After that, the Producers took over, leading to our current world of “Smurf” remakes. With Producers and Studios no longer granting that kind of freedom to directors (even Paul Thomas Anderson has to fight for his next gig), the quality of films has suffered, as has the authentic voice of the filmmaker. And the “grit” and “reality” of that decade gave way to the “Police Academy” movies of the 80s.

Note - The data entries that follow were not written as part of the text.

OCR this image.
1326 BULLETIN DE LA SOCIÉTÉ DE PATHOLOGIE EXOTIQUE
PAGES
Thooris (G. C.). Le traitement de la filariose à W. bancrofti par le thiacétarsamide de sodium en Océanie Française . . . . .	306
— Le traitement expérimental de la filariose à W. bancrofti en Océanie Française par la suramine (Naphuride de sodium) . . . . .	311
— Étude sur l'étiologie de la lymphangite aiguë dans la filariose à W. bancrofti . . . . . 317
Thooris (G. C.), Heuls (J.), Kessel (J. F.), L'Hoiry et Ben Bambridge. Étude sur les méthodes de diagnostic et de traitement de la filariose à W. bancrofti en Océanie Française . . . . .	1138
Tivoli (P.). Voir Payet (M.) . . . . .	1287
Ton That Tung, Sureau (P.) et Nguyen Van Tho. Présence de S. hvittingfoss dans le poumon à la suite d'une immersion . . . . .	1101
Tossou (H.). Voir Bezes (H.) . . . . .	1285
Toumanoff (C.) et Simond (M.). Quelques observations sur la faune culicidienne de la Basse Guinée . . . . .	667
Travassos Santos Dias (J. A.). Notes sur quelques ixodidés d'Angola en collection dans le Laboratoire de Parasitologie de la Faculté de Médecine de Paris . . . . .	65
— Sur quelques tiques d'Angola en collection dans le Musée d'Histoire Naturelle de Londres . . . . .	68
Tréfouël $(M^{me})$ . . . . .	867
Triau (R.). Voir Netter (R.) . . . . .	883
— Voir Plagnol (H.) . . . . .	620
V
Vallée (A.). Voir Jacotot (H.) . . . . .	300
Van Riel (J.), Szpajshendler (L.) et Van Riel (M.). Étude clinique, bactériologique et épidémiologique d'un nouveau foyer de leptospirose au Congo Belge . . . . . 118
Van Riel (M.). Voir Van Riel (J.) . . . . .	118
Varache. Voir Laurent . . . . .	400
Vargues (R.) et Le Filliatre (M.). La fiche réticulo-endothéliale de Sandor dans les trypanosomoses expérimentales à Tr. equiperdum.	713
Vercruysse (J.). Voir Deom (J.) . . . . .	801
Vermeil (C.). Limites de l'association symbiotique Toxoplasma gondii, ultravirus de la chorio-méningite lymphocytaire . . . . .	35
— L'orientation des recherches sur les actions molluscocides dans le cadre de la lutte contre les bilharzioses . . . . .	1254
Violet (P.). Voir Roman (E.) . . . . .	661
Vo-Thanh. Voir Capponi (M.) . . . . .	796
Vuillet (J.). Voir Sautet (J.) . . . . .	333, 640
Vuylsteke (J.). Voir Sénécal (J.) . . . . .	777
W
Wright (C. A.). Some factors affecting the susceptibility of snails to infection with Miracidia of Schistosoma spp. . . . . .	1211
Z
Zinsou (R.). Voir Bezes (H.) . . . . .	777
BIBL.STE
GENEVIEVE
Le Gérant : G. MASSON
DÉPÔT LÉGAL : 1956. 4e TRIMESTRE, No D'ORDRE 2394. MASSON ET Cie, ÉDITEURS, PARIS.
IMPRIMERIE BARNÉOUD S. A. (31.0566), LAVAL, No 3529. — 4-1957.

Here’s a list of 7 hard hitting movies from that lost decade that will light a fire under your ass.
1. The Deer Hunter (1978)
A group of Steel workers get sent to Vietnam. And things get really messed up. The movie spends the first hour at a wedding, getting to know the characters, including a young Christopher Walken, Jon Cazale (“Fredo” from “The Godfather”), and Robert DeNiro. The movie also has Merly Streep. By the time these guys are POWs being forced to play Russian Roulette, you really feel for them. Absolutely grueling; if you get into it, prepare to have a box of tissues handy after the ending scene.

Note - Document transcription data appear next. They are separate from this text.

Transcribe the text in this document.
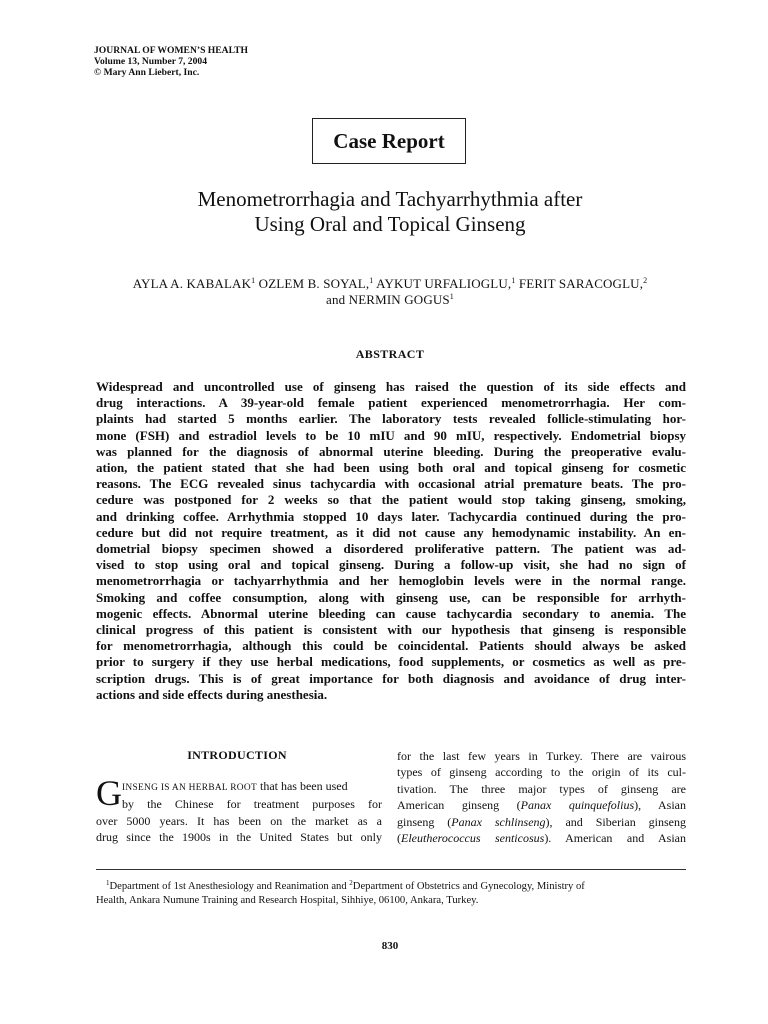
JOURNAL OF WOMEN’S HEALTH
Volume 13, Number 7, 2004
© Mary Ann Liebert, Inc.
Case Report
Menometrorrhagia and Tachyarrhythmia after
Using Oral and Topical Ginseng
AYLA A. KABALAK$^1$ OZLEM B. SOYAL,$^1$ AYKUT URFALIOGLU,$^1$ FERIT SARACOGLU,$^2$
and NERMIN GOGUS$^1$
ABSTRACT
Widespread and uncontrolled use of ginseng has raised the question of its side effects and
drug interactions. A 39-year-old female patient experienced menometrorrhagia. Her com-
plaints had started 5 months earlier. The laboratory tests revealed follicle-stimulating hor-
mone (FSH) and estradiol levels to be 10 mIU and 90 mIU, respectively. Endometrial biopsy
was planned for the diagnosis of abnormal uterine bleeding. During the preoperative evalu-
ation, the patient stated that she had been using both oral and topical ginseng for cosmetic
reasons. The ECG revealed sinus tachycardia with occasional atrial premature beats. The pro-
cedure was postponed for 2 weeks so that the patient would stop taking ginseng, smoking,
and drinking coffee. Arrhythmia stopped 10 days later. Tachycardia continued during the pro-
cedure but did not require treatment, as it did not cause any hemodynamic instability. An en-
dometrial biopsy specimen showed a disordered proliferative pattern. The patient was ad-
vised to stop using oral and topical ginseng. During a follow-up visit, she had no sign of
menometrorrhagia or tachyarrhythmia and her hemoglobin levels were in the normal range.
Smoking and coffee consumption, along with ginseng use, can be responsible for arrhyth-
mogenic effects. Abnormal uterine bleeding can cause tachycardia secondary to anemia. The
clinical progress of this patient is consistent with our hypothesis that ginseng is responsible
for menometrorrhagia, although this could be coincidental. Patients should always be asked
prior to surgery if they use herbal medications, food supplements, or cosmetics as well as pre-
scription drugs. This is of great importance for both diagnosis and avoidance of drug inter-
actions and side effects during anesthesia.
INTRODUCTION
G INSENG IS AN HERBAL ROOT that has been used
by the Chinese for treatment purposes for
over 5000 years. It has been on the market as a
drug since the 1900s in the United States but only
for the last few years in Turkey. There are vairous
types of ginseng according to the origin of its cul-
tivation. The three major types of ginseng are
American ginseng (Panax quinquefolius), Asian
ginseng (Panax schlinseng), and Siberian ginseng
(Eleutherococcus senticosus). American and Asian
$^1$Department of 1st Anesthesiology and Reanimation and $^2$Department of Obstetrics and Gynecology, Ministry of
Health, Ankara Numune Training and Research Hospital, Sihhiye, 06100, Ankara, Turkey.
830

This movie is so darn good, you can see why UA trusted Cimino with his next project in 1980.
2. Serpico (1973)
One of Al Pacino’s first roles was as Frank Serpico, the real life NYPD cop who refused to be bought. Back in those days the New York Police Department was infested with corruption. Serpico wouldn’t take any bribes, so he was shunned by the other cops and eventually got shot on duty. The movie features great tension, gritty scenes, and classic Pacino passion. Here’s a scene:
3. Deliverance (1972)
This is one messed up movie! And a classic. Simple story: 4 suburban middle aged guys go canoeing down a river in the Appalachian mountains. They end up being assaulted by 2 terrifyingly real hillbillies. Jon Voight has to turn in “Rambo”. Burt Reynolds bone pops out of his leg, Ned Beatty gets raped. I’ll spare you that scene, but this one below typifies the suspense and excitement and menacing feel of this movie. If you watch, look fast at the end of Ed O’Neil (Al Bundy!) in one of the final scenes as a highway cop.

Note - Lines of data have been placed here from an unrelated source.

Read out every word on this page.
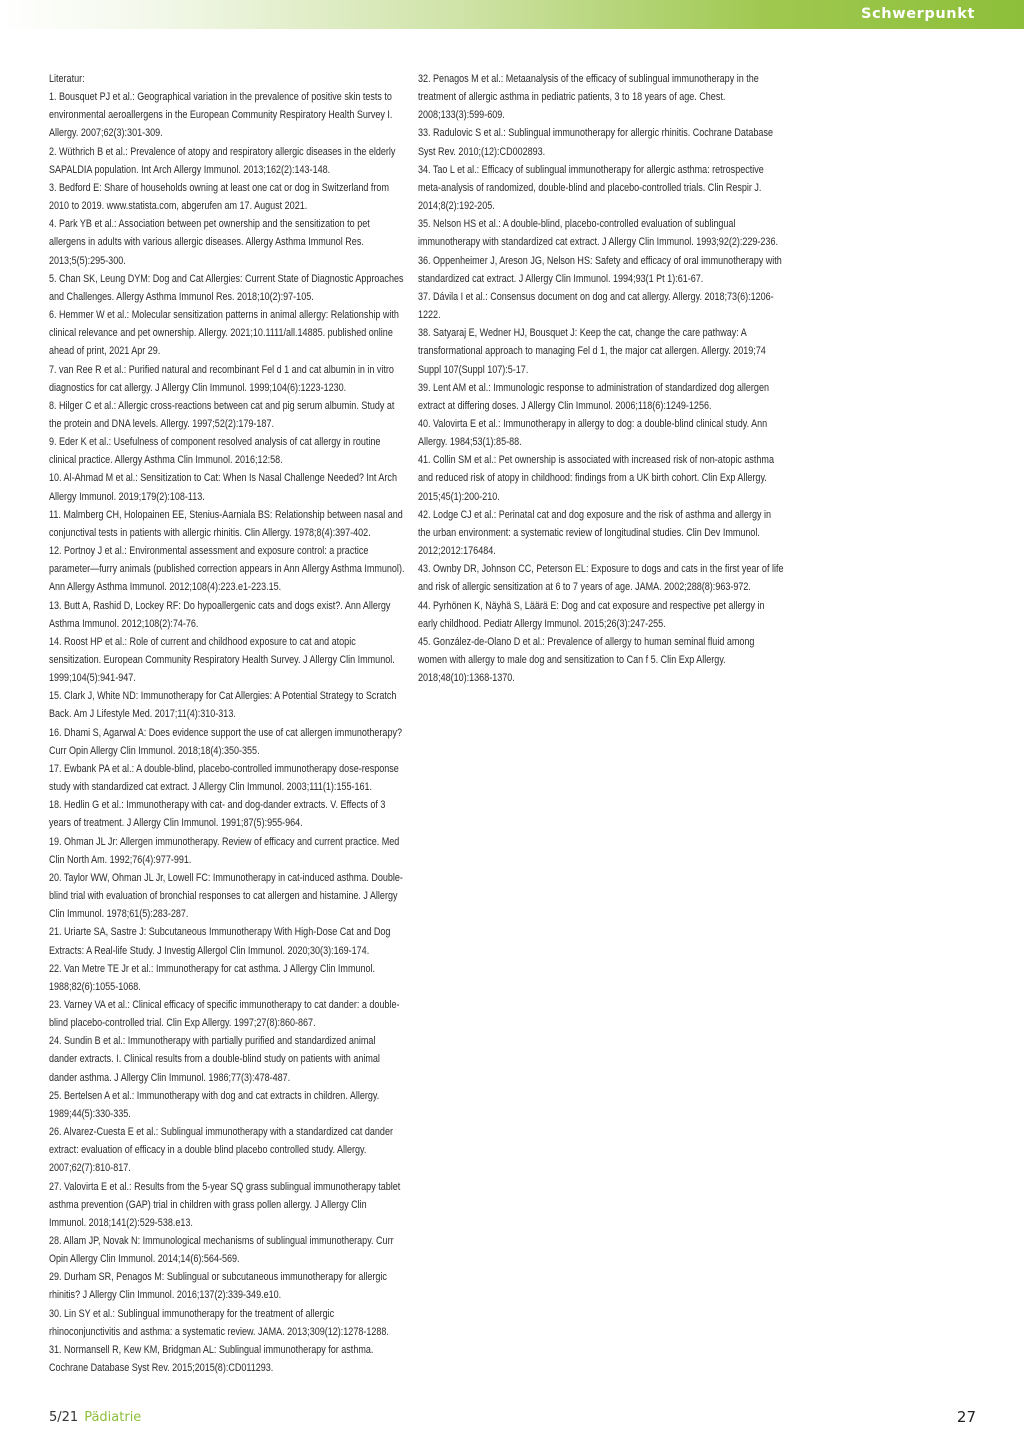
Schwerpunkt

Literatur:

1. Bousquet PJ et al.: Geographical variation in the prevalence of positive skin tests to environmental aeroallergens in the European Community Respiratory Health Survey I. Allergy. 2007;62(3):301-309.

2. Wüthrich B et al.: Prevalence of atopy and respiratory allergic diseases in the elderly SAPALDIA population. Int Arch Allergy Immunol. 2013;162(2):143-148.

3. Bedford E: Share of households owning at least one cat or dog in Switzerland from 2010 to 2019. www.statista.com, abgerufen am 17. August 2021.

4. Park YB et al.: Association between pet ownership and the sensitization to pet allergens in adults with various allergic diseases. Allergy Asthma Immunol Res. 2013;5(5):295-300.

5. Chan SK, Leung DYM: Dog and Cat Allergies: Current State of Diagnostic Approaches and Challenges. Allergy Asthma Immunol Res. 2018;10(2):97-105.

6. Hemmer W et al.: Molecular sensitization patterns in animal allergy: Relationship with clinical relevance and pet ownership. Allergy. 2021;10.1111/all.14885. published online ahead of print, 2021 Apr 29.

7. van Ree R et al.: Purified natural and recombinant Fel d 1 and cat albumin in in vitro diagnostics for cat allergy. J Allergy Clin Immunol. 1999;104(6):1223-1230.

8. Hilger C et al.: Allergic cross-reactions between cat and pig serum albumin. Study at the protein and DNA levels. Allergy. 1997;52(2):179-187.

9. Eder K et al.: Usefulness of component resolved analysis of cat allergy in routine clinical practice. Allergy Asthma Clin Immunol. 2016;12:58.

10. Al-Ahmad M et al.: Sensitization to Cat: When Is Nasal Challenge Needed? Int Arch Allergy Immunol. 2019;179(2):108-113.

11. Malmberg CH, Holopainen EE, Stenius-Aarniala BS: Relationship between nasal and conjunctival tests in patients with allergic rhinitis. Clin Allergy. 1978;8(4):397-402.

12. Portnoy J et al.: Environmental assessment and exposure control: a practice parameter—furry animals (published correction appears in Ann Allergy Asthma Immunol). Ann Allergy Asthma Immunol. 2012;108(4):223.e1-223.15.

13. Butt A, Rashid D, Lockey RF: Do hypoallergenic cats and dogs exist?. Ann Allergy Asthma Immunol. 2012;108(2):74-76.

14. Roost HP et al.: Role of current and childhood exposure to cat and atopic sensitization. European Community Respiratory Health Survey. J Allergy Clin Immunol. 1999;104(5):941-947.

15. Clark J, White ND: Immunotherapy for Cat Allergies: A Potential Strategy to Scratch Back. Am J Lifestyle Med. 2017;11(4):310-313.

16. Dhami S, Agarwal A: Does evidence support the use of cat allergen immunotherapy? Curr Opin Allergy Clin Immunol. 2018;18(4):350-355.

17. Ewbank PA et al.: A double-blind, placebo-controlled immunotherapy dose-response study with standardized cat extract. J Allergy Clin Immunol. 2003;111(1):155-161.

18. Hedlin G et al.: Immunotherapy with cat- and dog-dander extracts. V. Effects of 3 years of treatment. J Allergy Clin Immunol. 1991;87(5):955-964.

19. Ohman JL Jr: Allergen immunotherapy. Review of efficacy and current practice. Med Clin North Am. 1992;76(4):977-991.

20. Taylor WW, Ohman JL Jr, Lowell FC: Immunotherapy in cat-induced asthma. Double-blind trial with evaluation of bronchial responses to cat allergen and histamine. J Allergy Clin Immunol. 1978;61(5):283-287.

21. Uriarte SA, Sastre J: Subcutaneous Immunotherapy With High-Dose Cat and Dog Extracts: A Real-life Study. J Investig Allergol Clin Immunol. 2020;30(3):169-174.

22. Van Metre TE Jr et al.: Immunotherapy for cat asthma. J Allergy Clin Immunol. 1988;82(6):1055-1068.

23. Varney VA et al.: Clinical efficacy of specific immunotherapy to cat dander: a double-blind placebo-controlled trial. Clin Exp Allergy. 1997;27(8):860-867.

24. Sundin B et al.: Immunotherapy with partially purified and standardized animal dander extracts. I. Clinical results from a double-blind study on patients with animal dander asthma. J Allergy Clin Immunol. 1986;77(3):478-487.

25. Bertelsen A et al.: Immunotherapy with dog and cat extracts in children. Allergy. 1989;44(5):330-335.

26. Alvarez-Cuesta E et al.: Sublingual immunotherapy with a standardized cat dander extract: evaluation of efficacy in a double blind placebo controlled study. Allergy. 2007;62(7):810-817.

27. Valovirta E et al.: Results from the 5-year SQ grass sublingual immunotherapy tablet asthma prevention (GAP) trial in children with grass pollen allergy. J Allergy Clin Immunol. 2018;141(2):529-538.e13.

28. Allam JP, Novak N: Immunological mechanisms of sublingual immunotherapy. Curr Opin Allergy Clin Immunol. 2014;14(6):564-569.

29. Durham SR, Penagos M: Sublingual or subcutaneous immunotherapy for allergic rhinitis? J Allergy Clin Immunol. 2016;137(2):339-349.e10.

30. Lin SY et al.: Sublingual immunotherapy for the treatment of allergic rhinoconjunctivitis and asthma: a systematic review. JAMA. 2013;309(12):1278-1288.

31. Normansell R, Kew KM, Bridgman AL: Sublingual immunotherapy for asthma. Cochrane Database Syst Rev. 2015;2015(8):CD011293.

32. Penagos M et al.: Metaanalysis of the efficacy of sublingual immunotherapy in the treatment of allergic asthma in pediatric patients, 3 to 18 years of age. Chest. 2008;133(3):599-609.

33. Radulovic S et al.: Sublingual immunotherapy for allergic rhinitis. Cochrane Database Syst Rev. 2010;(12):CD002893.

34. Tao L et al.: Efficacy of sublingual immunotherapy for allergic asthma: retrospective meta-analysis of randomized, double-blind and placebo-controlled trials. Clin Respir J. 2014;8(2):192-205.

35. Nelson HS et al.: A double-blind, placebo-controlled evaluation of sublingual immunotherapy with standardized cat extract. J Allergy Clin Immunol. 1993;92(2):229-236.

36. Oppenheimer J, Areson JG, Nelson HS: Safety and efficacy of oral immunotherapy with standardized cat extract. J Allergy Clin Immunol. 1994;93(1 Pt 1):61-67.

37. Dávila I et al.: Consensus document on dog and cat allergy. Allergy. 2018;73(6):1206-1222.

38. Satyaraj E, Wedner HJ, Bousquet J: Keep the cat, change the care pathway: A transformational approach to managing Fel d 1, the major cat allergen. Allergy. 2019;74 Suppl 107(Suppl 107):5-17.

39. Lent AM et al.: Immunologic response to administration of standardized dog allergen extract at differing doses. J Allergy Clin Immunol. 2006;118(6):1249-1256.

40. Valovirta E et al.: Immunotherapy in allergy to dog: a double-blind clinical study. Ann Allergy. 1984;53(1):85-88.

41. Collin SM et al.: Pet ownership is associated with increased risk of non-atopic asthma and reduced risk of atopy in childhood: findings from a UK birth cohort. Clin Exp Allergy. 2015;45(1):200-210.

42. Lodge CJ et al.: Perinatal cat and dog exposure and the risk of asthma and allergy in the urban environment: a systematic review of longitudinal studies. Clin Dev Immunol. 2012;2012:176484.

43. Ownby DR, Johnson CC, Peterson EL: Exposure to dogs and cats in the first year of life and risk of allergic sensitization at 6 to 7 years of age. JAMA. 2002;288(8):963-972.

44. Pyrhönen K, Näyhä S, Läärä E: Dog and cat exposure and respective pet allergy in early childhood. Pediatr Allergy Immunol. 2015;26(3):247-255.

45. González-de-Olano D et al.: Prevalence of allergy to human seminal fluid among women with allergy to male dog and sensitization to Can f 5. Clin Exp Allergy. 2018;48(10):1368-1370.

5/21 Pädiatrie	27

4. The Conversation (1974)
Not as violent as the other movies in this list, it’s still an intense and well made example of a great 70s thriller, with foreshadowing to the future. Gene Hackman (it’s Gene Hackman!) stars as a surveillance expert who begins obsessed with a conversation he recorded while spying on a couple for a client, and soon he is in danger. It’s pretty creepy stuff.
Also features Harrison Ford and Robert Duvall.
Here’s the trailer:
5. The Marathon Man (1976)
Laurence Olivier plays a sadistic former Nazi War Criminal turned mad Dentist. What more could you want? Hoffman is the innocent shleb caught in the middle of a nefarious plot. His brother, played by Roy Scheider (from “Jaws”) is some kind of a secret agent. Olivier is convinced that Scheider told Hoffman something about his hidden diamonds, and this is bad news for Dustin. Featuring an opening car chase scene between an old Nazi and a Jew with explosions and one of the creepiest dental torture scenes every recorded.
6. The French Connection (1971)
Gritty detective drama. Gene Hackman (again!) is a tough as nails cop named Popeye Doyle on the trail of a heroin dealer. Featuring the following classic car chase scene:
7. The Texas Chainsaw Massacre (1974)
Okay, so technically it’s a horror movie. But it’s really a 1970s horror movie. Compare it to the many sequels and remakes and you will find this remains superior. The final chase scene alone still inspires me to panic attacks. It’s a classic setup, a bunch of kids happen upon an abandoned house inhabited by…. some crazy mofos. But the execution and debauchery, especially at the end, is just great straight up in your face filmmaking.
(Spoiler Alert: This clip is the ending).
Such great stories, such great filmmaking, no special effects! Add these same elements to your first feature and watch how it gets people in the gut.